Gli abbiamo chiesto dei Qassam, delle vittime civili, di Hamas. Avevano risposte laconiche e uguali, gli uni e gli altri. “Sì, ne parliamo tra di noi, e pensiamo che questa storia fa male a tutti”, ha detto un israeliano. Il ragazzo arabo, che ha continuato a essere il più esuberante di tutti è arrivato a dire che Hamas non è araba, in un'affermazione di orgoglio, ma non risparmiava le critiche a Israele: “Vuole uccidere Hamas? Ha ragione, fa bene. Però non deve pensare che siamo tutti di Hamas, non deve uccidere gli altri”. Non era uno di quei dibattiti formali, con convenevoli e liti già scritte. Erano operai che facevano rimpiangere la lotta di classe, al tempo delle guerre di religione. Quando siamo tornati verso la strada asfaltata, avevamo la sensazione di esserci imbattuti in un'oasi rustica. “Mi sembra una Nevé Shalom operaia”, ho detto io, ricordando quel villaggio dove ebrei, musulmani, cristiani vivono insieme, e che non ho mai visitato. “Quelli sono hippie che hanno l'età nostra”, ha detto Garo. “Sai cosa dice mio figlio giovane? Che tutti i pazzi di tutte le religioni vanno ad abitare lì”. “Be', sono pazzi ma almeno non fanno la guerra”. “Toni – mi ha detto Garo – uno come te non ci resterebbe neanche un giorno, lì. Sai perchè? Perché non hai la coda di cavallo, sei poco credibile come vecchio pacifista”. Abbiamo riso, anche per mascherare l'imbarazzo di quell'oasi operaia così difficilmente catalogabile, vicino ai rumori della guerra. “Ma ci sarà gente così anche a Gaza, no ?”. “Sì ma non li intervistano, o se li intervistano dicono altre cose. Poi, sotto le bombe è difficile andare per il sottile”.

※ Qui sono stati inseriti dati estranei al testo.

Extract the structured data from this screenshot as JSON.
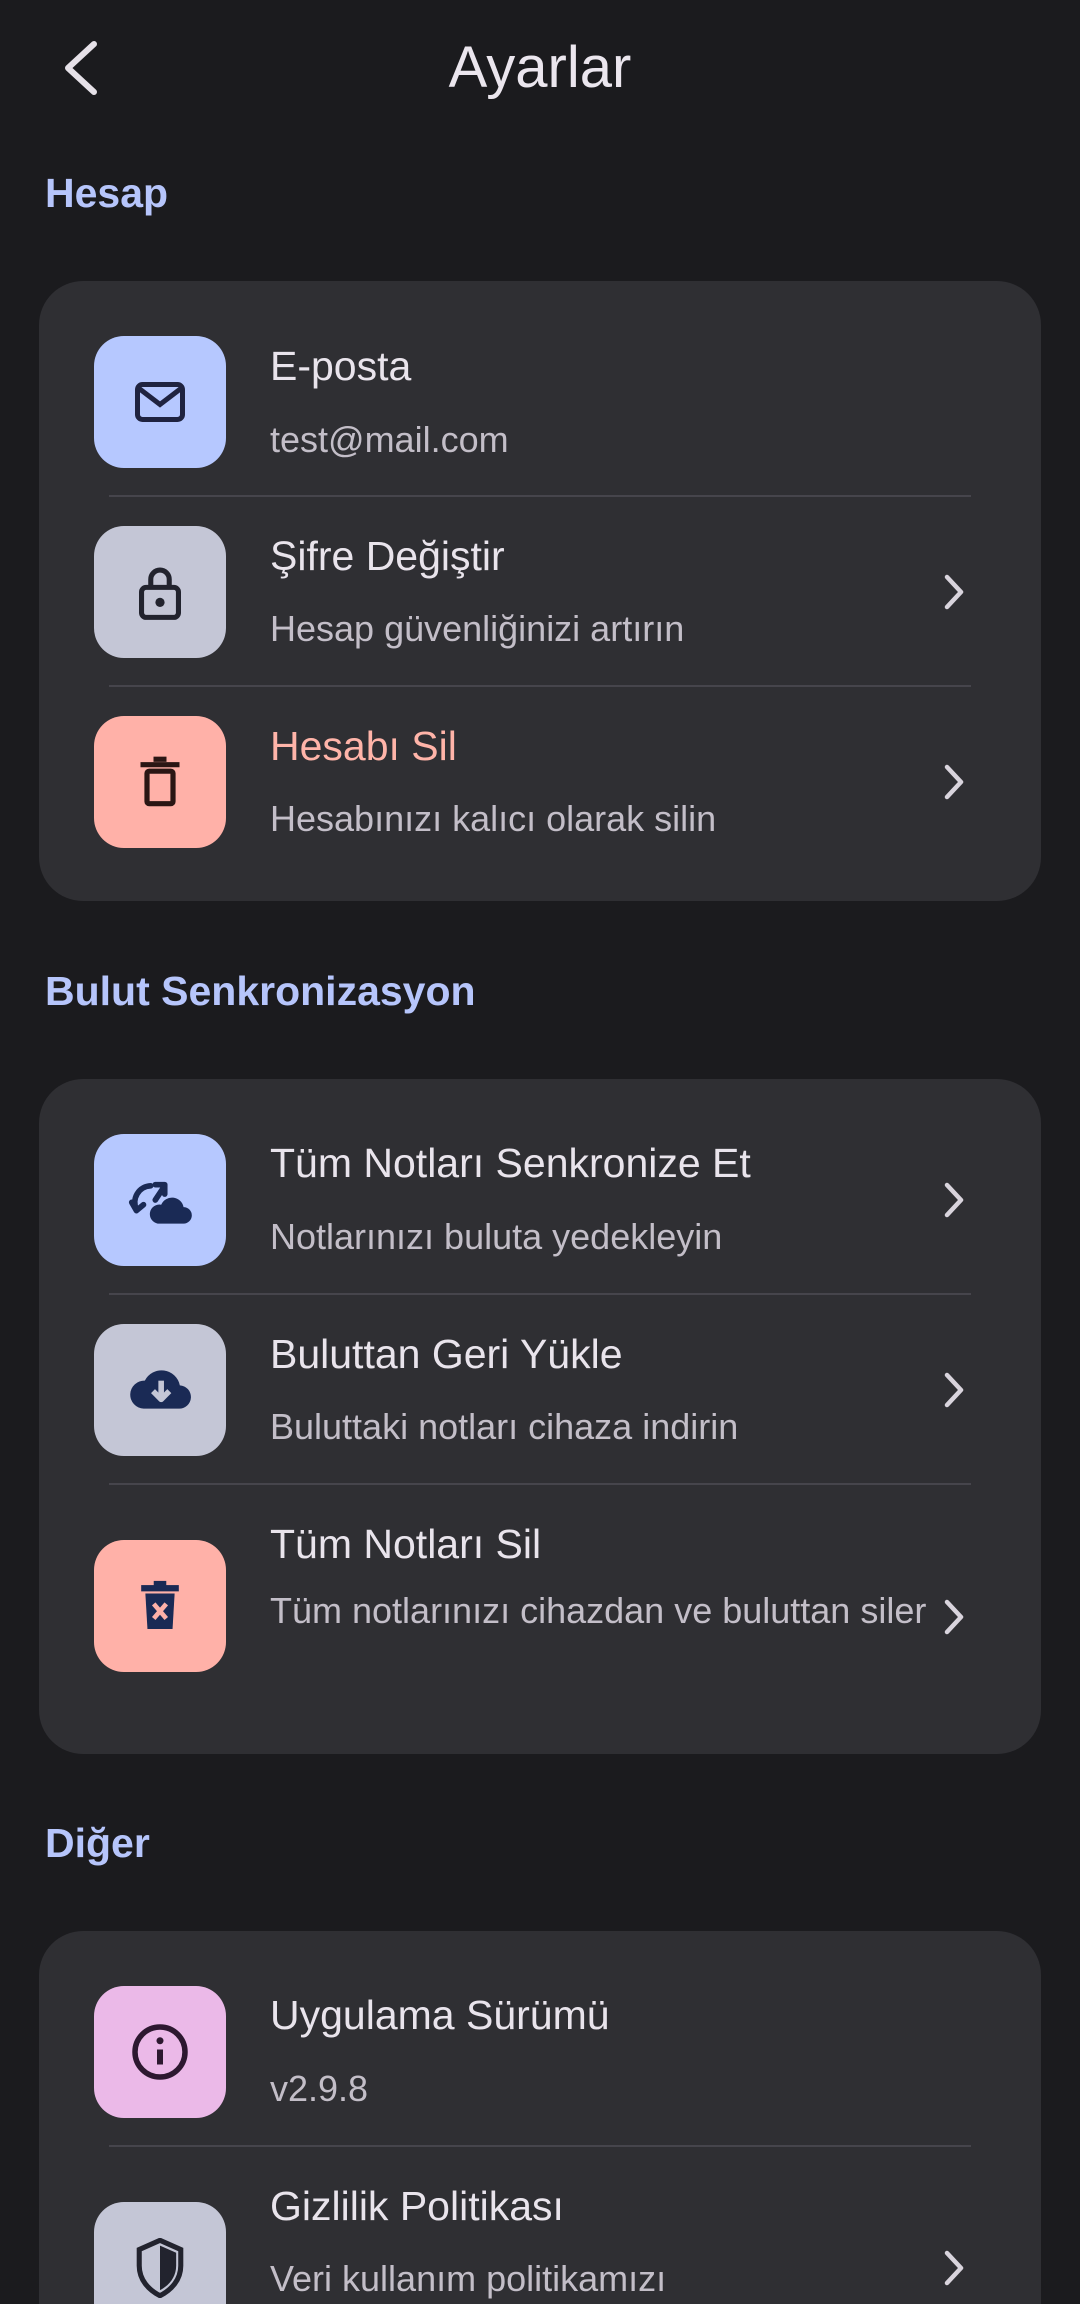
{
  "header": {
    "title": "Ayarlar"
  },
  "colors": {
    "background": "#1b1b1e",
    "card": "#2f2f33",
    "section_title": "#b6c5fb",
    "danger_text": "#ffb4a9",
    "tile_blue": "#b6c8ff",
    "tile_gray": "#c4c6d6",
    "tile_red": "#ffb1a8",
    "tile_pink": "#ebb9e8"
  },
  "sections": [
    {
      "title": "Hesap",
      "items": [
        {
          "icon": "mail-icon",
          "title": "E-posta",
          "subtitle": "test@mail.com",
          "chevron": false
        },
        {
          "icon": "lock-icon",
          "title": "Şifre Değiştir",
          "subtitle": "Hesap güvenliğinizi artırın",
          "chevron": true
        },
        {
          "icon": "trash-icon",
          "title": "Hesabı Sil",
          "subtitle": "Hesabınızı kalıcı olarak silin",
          "chevron": true,
          "danger": true
        }
      ]
    },
    {
      "title": "Bulut Senkronizasyon",
      "items": [
        {
          "icon": "cloud-sync-icon",
          "title": "Tüm Notları Senkronize Et",
          "subtitle": "Notlarınızı buluta yedekleyin",
          "chevron": true
        },
        {
          "icon": "cloud-download-icon",
          "title": "Buluttan Geri Yükle",
          "subtitle": "Buluttaki notları cihaza indirin",
          "chevron": true
        },
        {
          "icon": "delete-forever-icon",
          "title": "Tüm Notları Sil",
          "subtitle": "Tüm notlarınızı cihazdan ve buluttan siler",
          "chevron": true
        }
      ]
    },
    {
      "title": "Diğer",
      "items": [
        {
          "icon": "info-icon",
          "title": "Uygulama Sürümü",
          "subtitle": "v2.9.8",
          "chevron": false
        },
        {
          "icon": "shield-icon",
          "title": "Gizlilik Politikası",
          "subtitle": "Veri kullanım politikamızı",
          "chevron": true
        }
      ]
    }
  ]
}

Insomma, abbiamo lasciato quell'angolo di campagna come fuori dal mondo, anche se i cappelli di paglia coloratissimi di un gruppo di donne che raccoglievano i pomodori ci ha fatto rallentare, e abbiamo chiesto da dove venissero. Thailandesi, ci ha risposto il caposquadra. Non è neanche questione di proletariato, allora, perché i proletari lì, non erano né gli israeliani né gli arabi. Siamo stati zitti, anche quando abbiamo incrociato una lunga fila di motociclisti con i giubbotti di cuoio, i chopper, e le bandiere israeliane al vento. “Garo, sotto i caschi hanno le code di cavallo pure quelli”, ho detto io. “E anche tu, se non avessi i capelli ricci, potresti fartela, la coda, forse siamo un po' fuori dal tempo”. Garo è stato zitto, ma capivo che stava pensando come dirmi qualcosa. Era di nuovo buio quando me l'ha detto: “Stanotte ho sognato il gabbiano. E' venuto a dirmi che era colpa sua, così fermo in mezzo alla strada, che io non avevo colpa”. “Sai – gli ho risposto – non mi era mai capitato di vedere un gabbiano così, fermo sull'asfalto. Corvi, magari, a cercare qualche resto di ricci, sì. Ma gabbiani mai. Forse era intontito dalle esplosioni”. Abbiamo rallentato, prima del punto dell'investimento. Non c'erano tracce. “Garo, forse è sopravvissuto”. “No, te l'ho detto che l'ho sognato. Quel che restava, se lo sono portato via le volpi”.